The Neuropathies of Vasculitis
Davalos L, Kissel JT and Collins MP
Vasculitic neuropathies are a group of disorders characterized by inflammation and destruction of vessel walls, resulting in nerve ischemic injury that leads to acute-to-subacute sensory and motor deficits. This can arise from systemic inflammation or be confined to the peripheral nervous system. Causes include primary systemic vasculitis, secondary vasculitis associated with connective tissue disorders, viral infections, paraneoplastic and drug-induced reactions, and nonsystemic vasculitic neuropathy. Early recognition and prompt treatment are essential to mitigate the morbidity and mortality associated with these disorders. This review provides an update on the classification, diagnosis, and treatment of vasculitic neuropathies.

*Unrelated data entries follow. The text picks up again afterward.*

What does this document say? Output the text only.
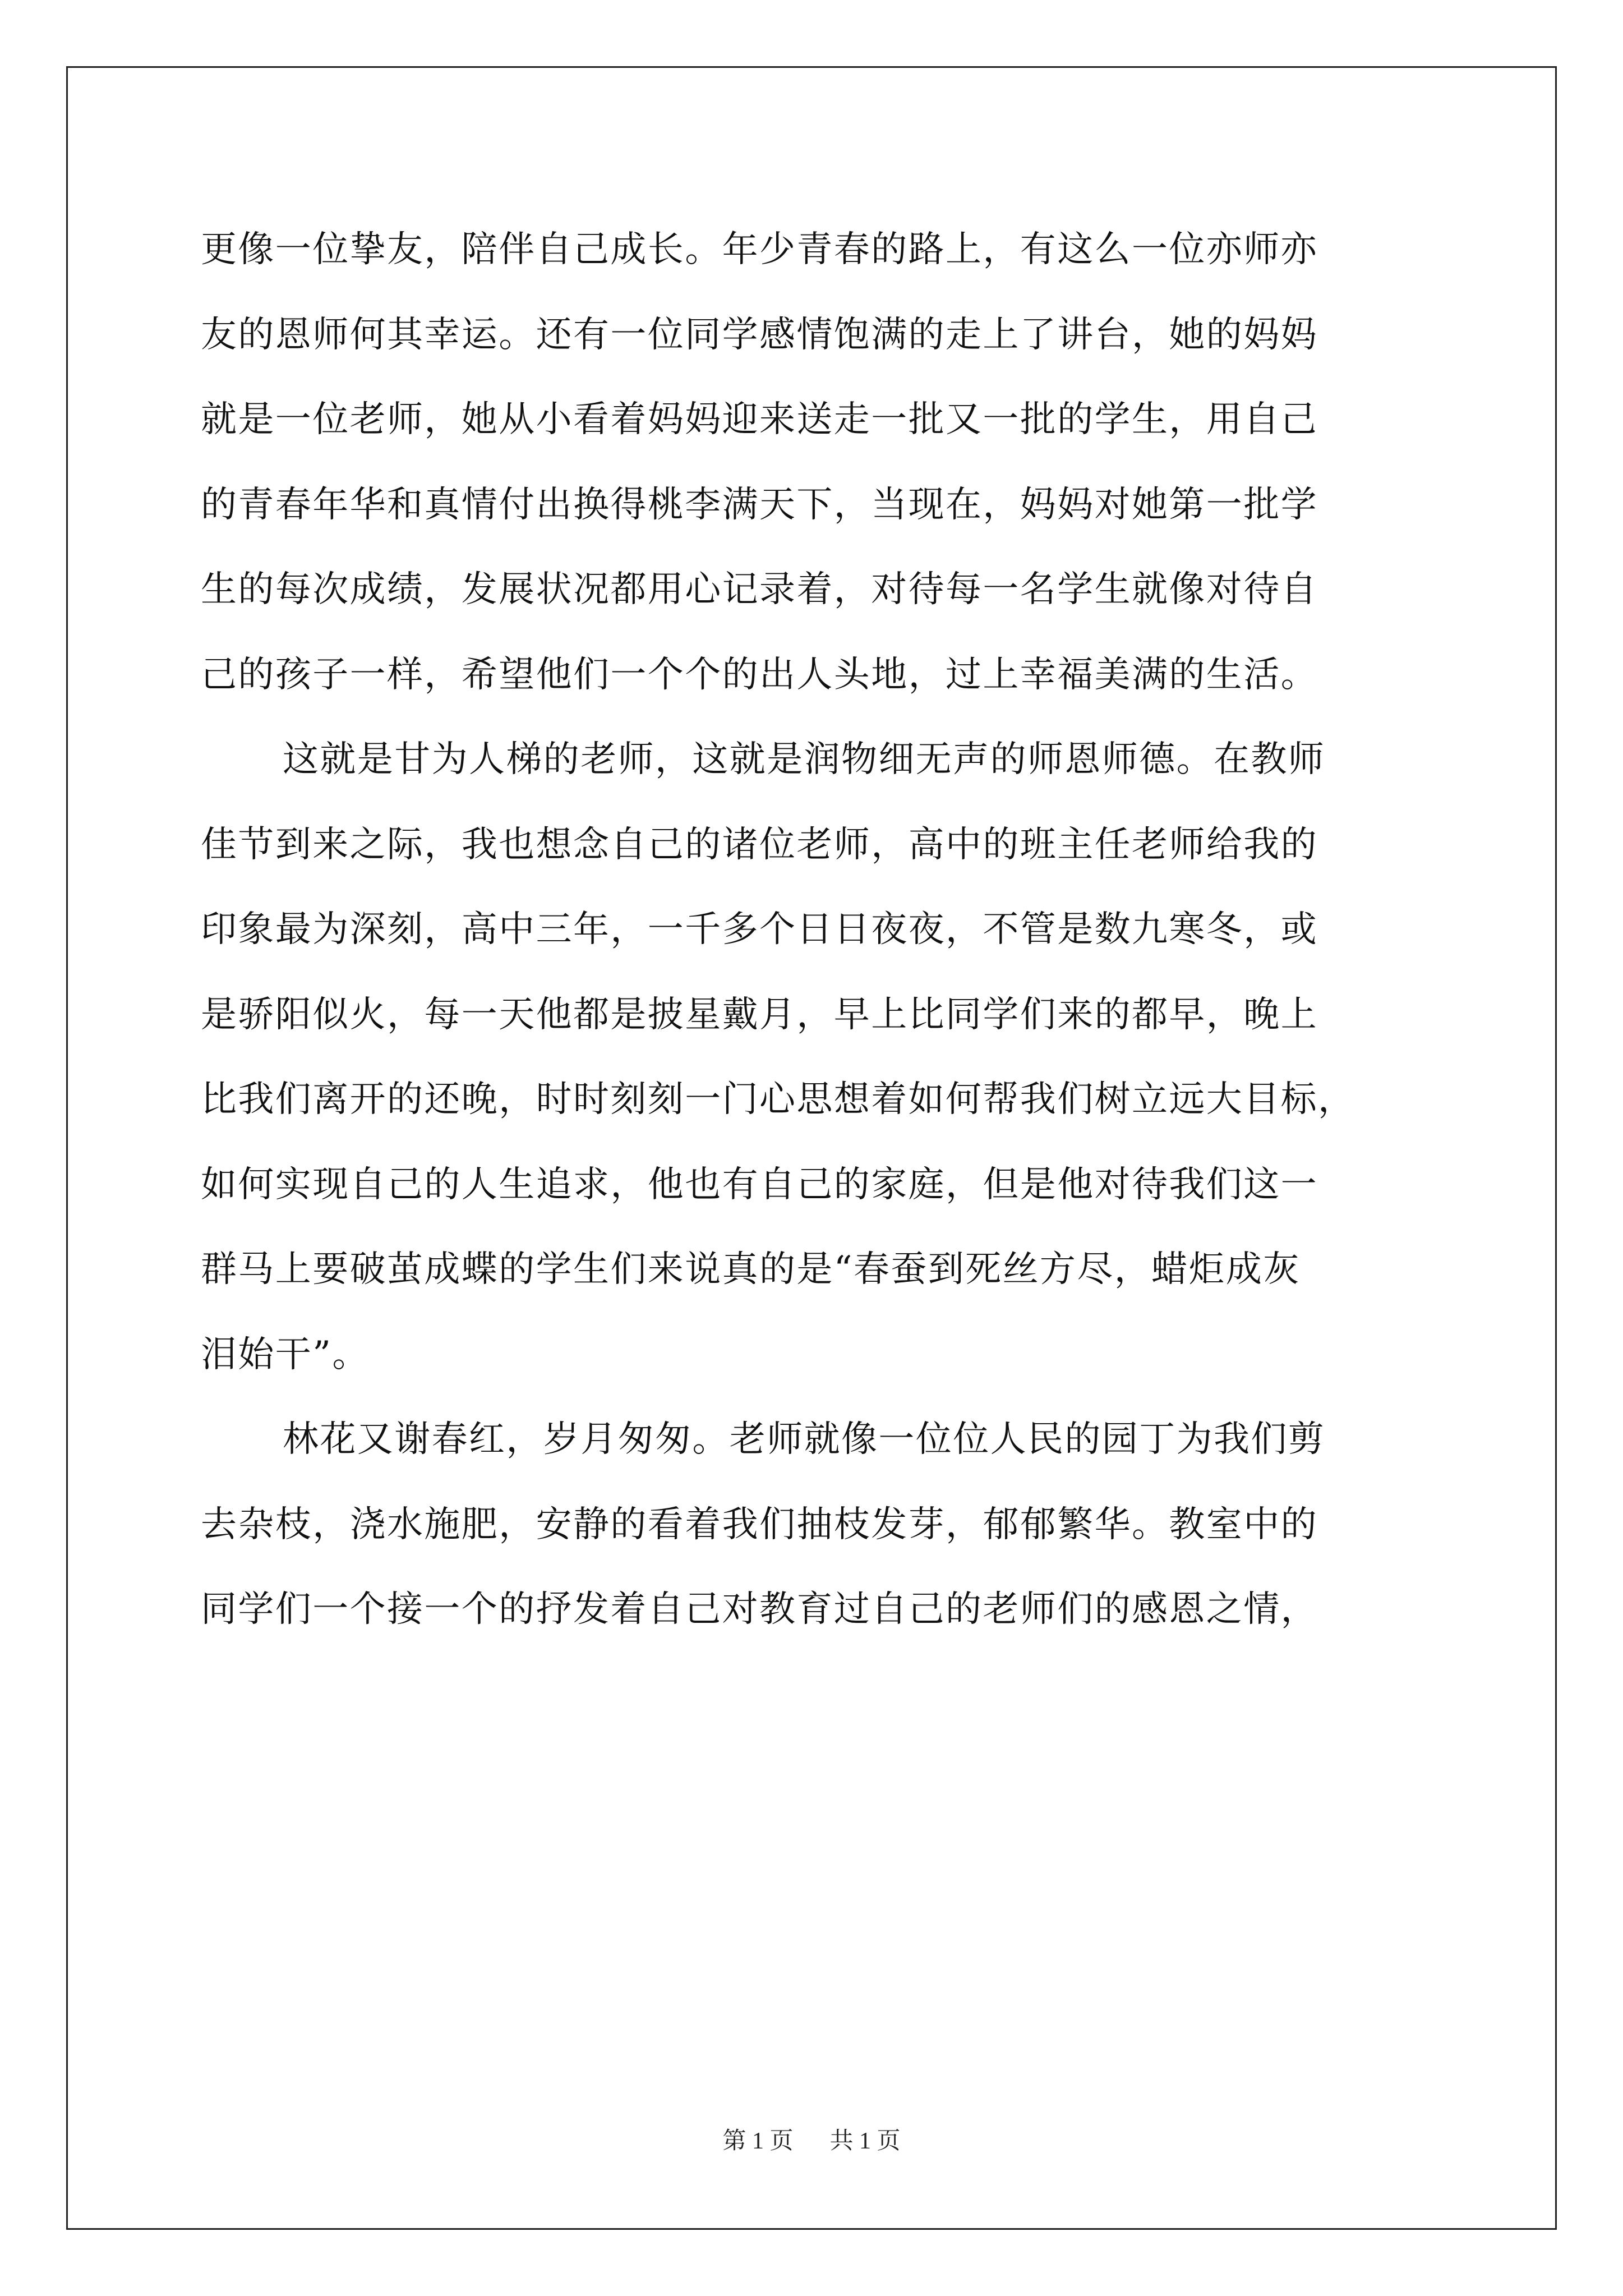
更像一位挚友，陪伴自己成长。年少青春的路上，有这么一位亦师亦
友的恩师何其幸运。还有一位同学感情饱满的走上了讲台，她的妈妈
就是一位老师，她从小看着妈妈迎来送走一批又一批的学生，用自己
的青春年华和真情付出换得桃李满天下，当现在，妈妈对她第一批学
生的每次成绩，发展状况都用心记录着，对待每一名学生就像对待自
己的孩子一样，希望他们一个个的出人头地，过上幸福美满的生活。
这就是甘为人梯的老师，这就是润物细无声的师恩师德。在教师
佳节到来之际，我也想念自己的诸位老师，高中的班主任老师给我的
印象最为深刻，高中三年，一千多个日日夜夜，不管是数九寒冬，或
是骄阳似火，每一天他都是披星戴月，早上比同学们来的都早，晚上
比我们离开的还晚，时时刻刻一门心思想着如何帮我们树立远大目标，
如何实现自己的人生追求，他也有自己的家庭，但是他对待我们这一
群马上要破茧成蝶的学生们来说真的是“春蚕到死丝方尽，蜡炬成灰
泪始干”。
林花又谢春红，岁月匆匆。老师就像一位位人民的园丁为我们剪
去杂枝，浇水施肥，安静的看着我们抽枝发芽，郁郁繁华。教室中的
同学们一个接一个的抒发着自己对教育过自己的老师们的感恩之情，
第 1 页 共 1 页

Inherited Peripheral Neuropathies
Castoro R and Moss KR
Inherited peripheral neuropathies are a diverse group of genetic disorders marked by progressive degeneration of peripheral motor, sensory, and autonomic nerves. While next-generation sequencing has improved diagnosis, challenges remain, including resolving variants of uncertain significance and addressing 20% to 50% of inherited neuropathy cases without clear diagnoses. Current care for inherited neuropathies focuses on supportive therapies to preserve functional range of motion, strength, and balance. Research into disease-modifying treatments is advancing, but accelerating progress requires continued biomarker discovery and innovative drug delivery strategies. This article highlights the clinical features, diagnostic approaches, treatment options, and emerging research in the field.
Acquired and Genetic Amyloid Neuropathies
Karam C, Pasnoor M, Barohn RJ and Dimachkie MM
Amyloidosis is a potentially treatable cause of polyneuropathy with various distinct etiologies, including amyloid light chain (AL), transthyretin variant (ATTRv), wild-type transthyretin amyloidosis (wrATTR), gelsolin, and apolipoprotein A1 (ApoA-I). Among these, AL and transthyretin amyloidosis are the most common, while AGel and ApoA-I amyloidosis present more complex diagnostic challenges due to their rarity. Despite advances in the recognition and treatment of AL and transthyretin amyloid protein amyloidosis, diagnostic delays remain a concern. Accurate diagnosis hinges on genetic testing, biomarker development, and tissue biopsy with Congo red staining. Multidisciplinary collaboration, including neurologists, is crucial for optimizing patient outcomes across all forms of amyloidosis.
Autonomic Neuropathies
Cook GA, Kissel JT and Dimachkie MM
The peripheral autonomic nervous system regulates the automatic, typically involuntary processes of the body under neural control. As with other types of polyneuropathy, autonomic neuropathies may arise from a variety of causes. Autonomic neuropathies may be generalized (global) or selective (affecting a single or few autonomic functions). Clinical diagnosis of autonomic neuropathies relies primarily on an appropriate clinical history incorporating an autonomic review of systems. Many cases of autonomic neuropathy remain idiopathic. When an underlying cause of autonomic neuropathy can be identified, it should be treated. In many cases of autonomic neuropathy, treatment is primarily symptomatic.